I totally agree. We shouldn’t have to worry about the PMIC rails on the Jetson. But every single unit we have built (50+) exhibits this problem at different temperatures. We are trying to launch our product into production, but we obviously can’t do that if the Jetson will not power up. We need help to figure out what we might be doing wrong. We have followed ALL guidance in the design guide and Jetson dev kits. We have talked with FAE’s and had those FAE’s review our schematic. We even drove changes to the design guide to include times between various edges in the power up section.

Per your info, it is a random issue that could happen in high, low or even room temperature. Did you test with devkit in same settings? If no such issue with devkit, then the module is proved no problem. And then since it is random, it looks more like a component related issue on your custom board. In addition, can you use an oscilloscope to observe the details of 5V rails and POWER_EN signal?

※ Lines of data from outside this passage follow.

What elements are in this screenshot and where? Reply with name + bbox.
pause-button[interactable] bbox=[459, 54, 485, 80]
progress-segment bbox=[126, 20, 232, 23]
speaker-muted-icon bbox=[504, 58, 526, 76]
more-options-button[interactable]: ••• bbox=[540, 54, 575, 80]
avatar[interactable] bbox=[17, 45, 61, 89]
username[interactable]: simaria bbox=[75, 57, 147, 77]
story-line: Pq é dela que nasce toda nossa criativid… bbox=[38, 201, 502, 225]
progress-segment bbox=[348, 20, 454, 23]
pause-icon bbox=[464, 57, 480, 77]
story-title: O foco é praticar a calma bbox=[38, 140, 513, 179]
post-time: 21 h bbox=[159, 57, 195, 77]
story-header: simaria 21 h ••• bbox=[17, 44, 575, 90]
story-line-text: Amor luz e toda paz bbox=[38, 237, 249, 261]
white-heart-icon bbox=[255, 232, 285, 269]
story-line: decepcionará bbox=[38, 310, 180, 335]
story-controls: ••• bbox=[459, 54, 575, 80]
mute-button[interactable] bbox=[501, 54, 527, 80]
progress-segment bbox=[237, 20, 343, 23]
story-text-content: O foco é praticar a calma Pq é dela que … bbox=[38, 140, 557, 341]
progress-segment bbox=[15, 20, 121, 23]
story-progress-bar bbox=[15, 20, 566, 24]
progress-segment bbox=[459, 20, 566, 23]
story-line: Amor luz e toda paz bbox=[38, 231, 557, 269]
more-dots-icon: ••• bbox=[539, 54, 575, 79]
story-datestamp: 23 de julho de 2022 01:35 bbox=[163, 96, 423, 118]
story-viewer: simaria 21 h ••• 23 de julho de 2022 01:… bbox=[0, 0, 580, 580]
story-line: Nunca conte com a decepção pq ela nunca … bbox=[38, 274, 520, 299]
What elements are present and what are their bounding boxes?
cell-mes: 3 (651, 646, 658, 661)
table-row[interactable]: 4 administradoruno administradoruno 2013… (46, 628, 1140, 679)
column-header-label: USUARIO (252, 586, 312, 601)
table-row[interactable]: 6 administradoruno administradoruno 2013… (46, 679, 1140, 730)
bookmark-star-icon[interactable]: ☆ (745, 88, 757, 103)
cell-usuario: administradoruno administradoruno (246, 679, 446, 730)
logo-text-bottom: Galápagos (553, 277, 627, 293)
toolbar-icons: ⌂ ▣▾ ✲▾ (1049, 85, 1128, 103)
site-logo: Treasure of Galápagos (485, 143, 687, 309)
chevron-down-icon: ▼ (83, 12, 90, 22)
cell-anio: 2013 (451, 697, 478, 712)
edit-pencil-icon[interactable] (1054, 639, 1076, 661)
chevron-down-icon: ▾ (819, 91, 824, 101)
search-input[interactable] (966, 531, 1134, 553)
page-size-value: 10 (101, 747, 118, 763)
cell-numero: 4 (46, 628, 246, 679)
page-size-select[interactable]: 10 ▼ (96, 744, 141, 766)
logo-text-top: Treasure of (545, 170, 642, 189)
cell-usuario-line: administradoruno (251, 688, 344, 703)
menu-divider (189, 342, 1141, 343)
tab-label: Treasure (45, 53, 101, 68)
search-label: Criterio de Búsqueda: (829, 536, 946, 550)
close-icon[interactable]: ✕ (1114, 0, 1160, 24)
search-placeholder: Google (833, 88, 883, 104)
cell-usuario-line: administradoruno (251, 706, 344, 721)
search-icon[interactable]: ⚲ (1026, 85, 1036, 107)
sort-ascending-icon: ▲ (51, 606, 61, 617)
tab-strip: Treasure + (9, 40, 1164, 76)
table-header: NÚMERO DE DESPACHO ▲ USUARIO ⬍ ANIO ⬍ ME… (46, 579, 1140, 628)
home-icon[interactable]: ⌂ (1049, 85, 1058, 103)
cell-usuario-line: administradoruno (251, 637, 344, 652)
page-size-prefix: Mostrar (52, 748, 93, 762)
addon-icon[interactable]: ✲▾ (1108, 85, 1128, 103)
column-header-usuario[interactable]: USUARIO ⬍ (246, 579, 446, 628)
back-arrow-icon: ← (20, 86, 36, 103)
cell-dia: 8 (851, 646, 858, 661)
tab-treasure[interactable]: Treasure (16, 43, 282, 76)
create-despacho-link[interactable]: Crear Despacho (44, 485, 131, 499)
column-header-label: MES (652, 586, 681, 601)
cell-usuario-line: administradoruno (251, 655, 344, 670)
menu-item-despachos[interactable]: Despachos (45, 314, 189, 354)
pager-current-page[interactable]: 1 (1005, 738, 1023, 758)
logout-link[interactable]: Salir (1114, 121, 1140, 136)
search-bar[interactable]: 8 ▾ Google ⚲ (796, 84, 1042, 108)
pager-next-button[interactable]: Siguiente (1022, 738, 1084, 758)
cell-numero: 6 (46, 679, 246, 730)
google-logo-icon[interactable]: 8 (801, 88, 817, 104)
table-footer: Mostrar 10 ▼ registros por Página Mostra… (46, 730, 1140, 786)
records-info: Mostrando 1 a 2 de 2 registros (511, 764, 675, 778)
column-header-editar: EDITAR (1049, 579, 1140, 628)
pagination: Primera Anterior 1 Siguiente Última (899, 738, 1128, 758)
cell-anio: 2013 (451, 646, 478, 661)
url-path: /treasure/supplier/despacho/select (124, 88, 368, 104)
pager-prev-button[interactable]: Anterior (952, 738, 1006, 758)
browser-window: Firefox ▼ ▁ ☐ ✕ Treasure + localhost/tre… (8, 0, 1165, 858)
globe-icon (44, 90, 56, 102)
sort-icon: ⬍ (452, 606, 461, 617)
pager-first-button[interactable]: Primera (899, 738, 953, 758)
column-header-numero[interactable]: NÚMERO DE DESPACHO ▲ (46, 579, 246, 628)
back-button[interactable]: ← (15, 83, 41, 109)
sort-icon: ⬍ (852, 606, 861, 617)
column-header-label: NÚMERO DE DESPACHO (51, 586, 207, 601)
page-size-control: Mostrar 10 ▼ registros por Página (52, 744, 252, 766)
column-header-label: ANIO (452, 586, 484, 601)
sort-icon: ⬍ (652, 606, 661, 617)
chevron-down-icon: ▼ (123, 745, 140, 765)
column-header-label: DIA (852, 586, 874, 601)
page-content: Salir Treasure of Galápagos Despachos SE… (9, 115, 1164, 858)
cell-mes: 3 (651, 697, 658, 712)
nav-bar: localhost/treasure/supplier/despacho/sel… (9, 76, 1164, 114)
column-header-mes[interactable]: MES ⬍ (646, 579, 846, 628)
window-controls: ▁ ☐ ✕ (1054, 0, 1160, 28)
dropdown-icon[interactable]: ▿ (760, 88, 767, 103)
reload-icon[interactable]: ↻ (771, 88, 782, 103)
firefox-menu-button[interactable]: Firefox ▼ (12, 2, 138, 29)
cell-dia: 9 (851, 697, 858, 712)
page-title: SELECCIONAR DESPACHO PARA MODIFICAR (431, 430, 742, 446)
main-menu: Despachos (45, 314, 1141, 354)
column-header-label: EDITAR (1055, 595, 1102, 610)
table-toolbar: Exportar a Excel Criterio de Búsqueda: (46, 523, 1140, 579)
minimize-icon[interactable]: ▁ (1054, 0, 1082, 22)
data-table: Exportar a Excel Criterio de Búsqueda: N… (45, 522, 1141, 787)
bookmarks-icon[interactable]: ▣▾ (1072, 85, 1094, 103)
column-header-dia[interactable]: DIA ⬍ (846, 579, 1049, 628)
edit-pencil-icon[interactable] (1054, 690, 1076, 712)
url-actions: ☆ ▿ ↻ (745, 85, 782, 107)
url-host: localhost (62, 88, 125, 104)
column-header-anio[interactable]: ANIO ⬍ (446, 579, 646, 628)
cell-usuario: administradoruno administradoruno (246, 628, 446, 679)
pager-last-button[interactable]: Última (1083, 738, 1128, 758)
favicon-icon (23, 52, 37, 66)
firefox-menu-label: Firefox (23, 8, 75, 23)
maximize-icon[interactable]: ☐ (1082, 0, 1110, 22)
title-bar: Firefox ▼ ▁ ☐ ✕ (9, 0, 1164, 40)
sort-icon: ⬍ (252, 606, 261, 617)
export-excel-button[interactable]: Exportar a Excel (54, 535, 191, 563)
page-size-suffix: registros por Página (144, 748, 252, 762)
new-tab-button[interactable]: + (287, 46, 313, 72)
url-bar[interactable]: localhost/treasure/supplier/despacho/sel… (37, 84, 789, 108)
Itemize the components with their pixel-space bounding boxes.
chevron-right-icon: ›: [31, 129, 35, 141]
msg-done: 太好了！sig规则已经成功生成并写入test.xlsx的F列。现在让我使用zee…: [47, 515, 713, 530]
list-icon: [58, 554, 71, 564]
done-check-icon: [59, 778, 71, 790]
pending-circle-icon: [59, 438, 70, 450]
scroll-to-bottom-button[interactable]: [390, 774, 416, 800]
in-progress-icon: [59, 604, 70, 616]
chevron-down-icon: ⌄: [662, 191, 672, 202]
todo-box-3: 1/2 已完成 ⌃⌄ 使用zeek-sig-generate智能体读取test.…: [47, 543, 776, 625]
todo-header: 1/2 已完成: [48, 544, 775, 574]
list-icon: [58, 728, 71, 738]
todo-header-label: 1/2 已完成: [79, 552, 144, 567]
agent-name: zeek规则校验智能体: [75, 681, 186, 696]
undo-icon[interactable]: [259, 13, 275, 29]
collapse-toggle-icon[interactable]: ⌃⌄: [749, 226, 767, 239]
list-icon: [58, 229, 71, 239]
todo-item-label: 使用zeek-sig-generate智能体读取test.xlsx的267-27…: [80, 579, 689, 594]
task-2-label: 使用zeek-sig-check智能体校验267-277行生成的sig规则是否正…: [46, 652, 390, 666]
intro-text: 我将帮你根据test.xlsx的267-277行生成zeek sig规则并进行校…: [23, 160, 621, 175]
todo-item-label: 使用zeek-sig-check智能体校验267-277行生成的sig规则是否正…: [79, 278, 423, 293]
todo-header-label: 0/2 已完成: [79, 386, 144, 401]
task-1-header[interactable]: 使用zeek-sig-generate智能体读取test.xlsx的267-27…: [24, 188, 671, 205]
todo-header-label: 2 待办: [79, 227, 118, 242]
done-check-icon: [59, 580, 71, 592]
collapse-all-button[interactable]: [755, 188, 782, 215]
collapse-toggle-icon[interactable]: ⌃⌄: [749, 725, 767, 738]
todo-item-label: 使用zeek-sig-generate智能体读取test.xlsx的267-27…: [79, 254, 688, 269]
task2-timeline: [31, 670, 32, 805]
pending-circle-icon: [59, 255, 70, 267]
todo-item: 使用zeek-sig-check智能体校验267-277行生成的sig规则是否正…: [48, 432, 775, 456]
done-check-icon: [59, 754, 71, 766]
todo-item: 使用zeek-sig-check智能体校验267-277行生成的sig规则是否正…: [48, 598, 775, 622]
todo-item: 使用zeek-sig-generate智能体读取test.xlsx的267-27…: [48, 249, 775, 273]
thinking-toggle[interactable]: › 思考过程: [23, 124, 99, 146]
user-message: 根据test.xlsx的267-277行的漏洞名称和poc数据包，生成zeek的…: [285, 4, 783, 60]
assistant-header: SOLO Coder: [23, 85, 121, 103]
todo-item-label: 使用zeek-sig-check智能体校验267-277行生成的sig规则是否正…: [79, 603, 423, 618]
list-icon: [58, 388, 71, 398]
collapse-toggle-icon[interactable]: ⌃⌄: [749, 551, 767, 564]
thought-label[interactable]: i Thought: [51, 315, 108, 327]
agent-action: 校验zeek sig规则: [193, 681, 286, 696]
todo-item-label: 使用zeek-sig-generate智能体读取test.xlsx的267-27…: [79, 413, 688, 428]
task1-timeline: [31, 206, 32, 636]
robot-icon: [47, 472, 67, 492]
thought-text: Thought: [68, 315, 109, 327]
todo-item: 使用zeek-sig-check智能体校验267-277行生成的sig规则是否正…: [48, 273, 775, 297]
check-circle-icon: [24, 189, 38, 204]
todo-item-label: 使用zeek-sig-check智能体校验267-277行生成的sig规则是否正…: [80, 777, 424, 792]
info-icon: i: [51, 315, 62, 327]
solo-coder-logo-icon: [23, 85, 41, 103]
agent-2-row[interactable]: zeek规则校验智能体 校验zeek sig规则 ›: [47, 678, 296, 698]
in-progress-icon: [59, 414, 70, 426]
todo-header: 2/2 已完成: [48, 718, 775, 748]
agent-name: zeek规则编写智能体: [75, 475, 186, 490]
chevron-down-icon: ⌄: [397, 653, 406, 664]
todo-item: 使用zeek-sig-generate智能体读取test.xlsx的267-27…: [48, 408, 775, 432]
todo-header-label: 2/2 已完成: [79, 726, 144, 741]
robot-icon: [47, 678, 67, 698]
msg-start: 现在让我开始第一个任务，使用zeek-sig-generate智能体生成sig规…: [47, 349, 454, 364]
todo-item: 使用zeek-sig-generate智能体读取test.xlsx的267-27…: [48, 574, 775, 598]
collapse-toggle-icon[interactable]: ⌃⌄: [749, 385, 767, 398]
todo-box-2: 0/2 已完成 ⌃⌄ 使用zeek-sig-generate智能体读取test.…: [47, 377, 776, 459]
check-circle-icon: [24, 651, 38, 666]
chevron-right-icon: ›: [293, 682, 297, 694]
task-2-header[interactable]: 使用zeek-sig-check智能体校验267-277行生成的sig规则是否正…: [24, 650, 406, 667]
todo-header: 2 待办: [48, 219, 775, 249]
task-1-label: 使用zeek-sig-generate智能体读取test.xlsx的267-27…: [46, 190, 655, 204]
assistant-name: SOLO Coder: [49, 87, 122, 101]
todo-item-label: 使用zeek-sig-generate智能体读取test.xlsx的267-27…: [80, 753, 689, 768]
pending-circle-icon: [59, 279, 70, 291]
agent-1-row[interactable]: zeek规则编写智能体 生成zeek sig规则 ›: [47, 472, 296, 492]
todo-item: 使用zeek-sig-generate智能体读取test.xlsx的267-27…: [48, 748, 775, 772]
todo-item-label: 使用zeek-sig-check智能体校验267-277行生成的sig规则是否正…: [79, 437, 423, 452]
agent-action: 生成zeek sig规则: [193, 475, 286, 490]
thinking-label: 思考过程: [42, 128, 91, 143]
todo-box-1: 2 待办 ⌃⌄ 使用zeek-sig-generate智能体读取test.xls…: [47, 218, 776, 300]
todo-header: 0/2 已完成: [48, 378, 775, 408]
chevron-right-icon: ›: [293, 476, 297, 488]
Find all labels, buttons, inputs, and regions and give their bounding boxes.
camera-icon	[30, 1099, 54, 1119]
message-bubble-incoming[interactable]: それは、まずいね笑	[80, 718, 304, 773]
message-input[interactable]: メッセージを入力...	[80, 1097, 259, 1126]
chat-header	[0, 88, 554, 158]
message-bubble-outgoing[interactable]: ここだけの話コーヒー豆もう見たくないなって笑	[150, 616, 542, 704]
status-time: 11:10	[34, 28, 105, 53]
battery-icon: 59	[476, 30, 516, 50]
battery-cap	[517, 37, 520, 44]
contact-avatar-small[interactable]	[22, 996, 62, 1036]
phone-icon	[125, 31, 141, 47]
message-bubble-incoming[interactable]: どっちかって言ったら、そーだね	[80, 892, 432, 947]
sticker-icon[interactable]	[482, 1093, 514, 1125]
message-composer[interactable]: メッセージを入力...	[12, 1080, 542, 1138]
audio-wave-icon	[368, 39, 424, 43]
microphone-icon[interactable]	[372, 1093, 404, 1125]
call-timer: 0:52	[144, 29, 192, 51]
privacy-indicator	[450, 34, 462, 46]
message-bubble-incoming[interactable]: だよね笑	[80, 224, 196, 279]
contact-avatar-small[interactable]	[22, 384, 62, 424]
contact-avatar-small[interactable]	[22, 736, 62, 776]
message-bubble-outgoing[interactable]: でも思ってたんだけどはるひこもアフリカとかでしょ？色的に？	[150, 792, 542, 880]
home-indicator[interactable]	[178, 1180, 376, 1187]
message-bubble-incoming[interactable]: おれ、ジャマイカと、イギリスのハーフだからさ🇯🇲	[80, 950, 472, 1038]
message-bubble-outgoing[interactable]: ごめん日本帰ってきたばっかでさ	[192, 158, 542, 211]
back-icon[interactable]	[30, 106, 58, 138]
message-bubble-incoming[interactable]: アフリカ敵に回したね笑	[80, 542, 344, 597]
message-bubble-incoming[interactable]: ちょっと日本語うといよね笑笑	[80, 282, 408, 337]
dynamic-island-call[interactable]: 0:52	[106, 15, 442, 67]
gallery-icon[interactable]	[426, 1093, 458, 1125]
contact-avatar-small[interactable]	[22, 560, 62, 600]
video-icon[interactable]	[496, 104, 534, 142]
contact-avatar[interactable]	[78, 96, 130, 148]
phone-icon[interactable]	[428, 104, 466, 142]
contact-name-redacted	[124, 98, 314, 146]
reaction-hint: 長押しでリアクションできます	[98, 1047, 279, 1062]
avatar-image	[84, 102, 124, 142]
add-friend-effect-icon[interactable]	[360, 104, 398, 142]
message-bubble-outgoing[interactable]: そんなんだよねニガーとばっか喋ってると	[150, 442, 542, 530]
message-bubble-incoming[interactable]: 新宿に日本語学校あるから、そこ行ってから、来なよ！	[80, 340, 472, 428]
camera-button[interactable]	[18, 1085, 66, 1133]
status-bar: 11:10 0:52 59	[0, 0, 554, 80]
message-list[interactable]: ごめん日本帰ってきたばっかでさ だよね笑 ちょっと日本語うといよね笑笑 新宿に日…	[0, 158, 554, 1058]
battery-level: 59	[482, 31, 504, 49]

The 5V rail and POWER_EN signals are shown in the scope plots above. It has been a while since we measured the signals on the dev kit. We can re-check that. What would happen if a signal was back fed into the Jetson before the 5V main rail is up or the POWER_EN signal? We are in the process of verifying we are not back feeding anything, but could that cause a problem like this?

Module should power on earlier than carrier so that the shared pins status won’t be affected.

Hi, please update your re-check result, is there any power rail on carrier board that will be on earlier than module’s? And what is the delay value between 5V stable and POWER_EN? It is not clear in your sequence.

Also how many modules have you tested? What’s the failure rate?

We compared the Jetson Nano Dev Kit 5V input to POWER_EN signal and compared it to our design.

The Jetson Nano devkit asserts POWER_EN 334 ms after application of 5V. Our design asserts POWER_EN 268 ms after application of 5V.

We don’t believe that is an issue. Per the Jetson Nano Product Design Guide v2.2:

We also tried increasing the delay and were still able to get the unit in a bad state.

We then power cycled the Jetson Nano Dev kit 50 times each at room temperature, +65 deg C and -25 deg C. In all cases the Jetson Nano booted. The Jetson Nano was programmed with our code, kernel, file system (based on Jetpack 32.4.2).

We did fine a path for 1.8V to leak back into the Jetson via the SYS_RESET signal. We fixed that and are still able to replicate the problem.

We then used Kapton tape to tape off all signals other than 5V, POWER_EN, SYS_RESET, and SHUTDOWN_REQ. We were still able to replicate the problem. So it appears to have something to do with our 5V power supply.

Below is a capture with the Kapton tape and the 1.8V (SYS_RESET) feedback fixed.

The unit successfully booted once, then was shut down and would not boot up for the second power cycle. At this point we think it has something to do with a quick transient droop in the 5V VDD_IN.

We have gotten every unit we have built to fail. So over 30-40 units now.

Hi, in your sequence why are there multi drops on PGOOD, 5V0_SOM and NANO_EN? It should be only one rising only during power on. For module power-on, it only needs stable 5V and then asserting POWER_EN.

Per your info, the issue can’t repro on devkit, and can repro on all your units, right? The power supply design should be checked and compared to devkit carefully. The 5V should be ON along after plug in.

Those images show multiple power cycles.

This looks like some component broken. How many modules have you tested? If the module are all good now, then it should be the carrier board component.

The power sequence looks good since it is multiple power cycles. If the module is good too, it might indicate something on carrier board cause this issue. Is there any log info output? That may be helpful.

Still suggest to compare your design to P3449 board to eliminate the difference, also there is a checklist table in product design guide that might be helpful too.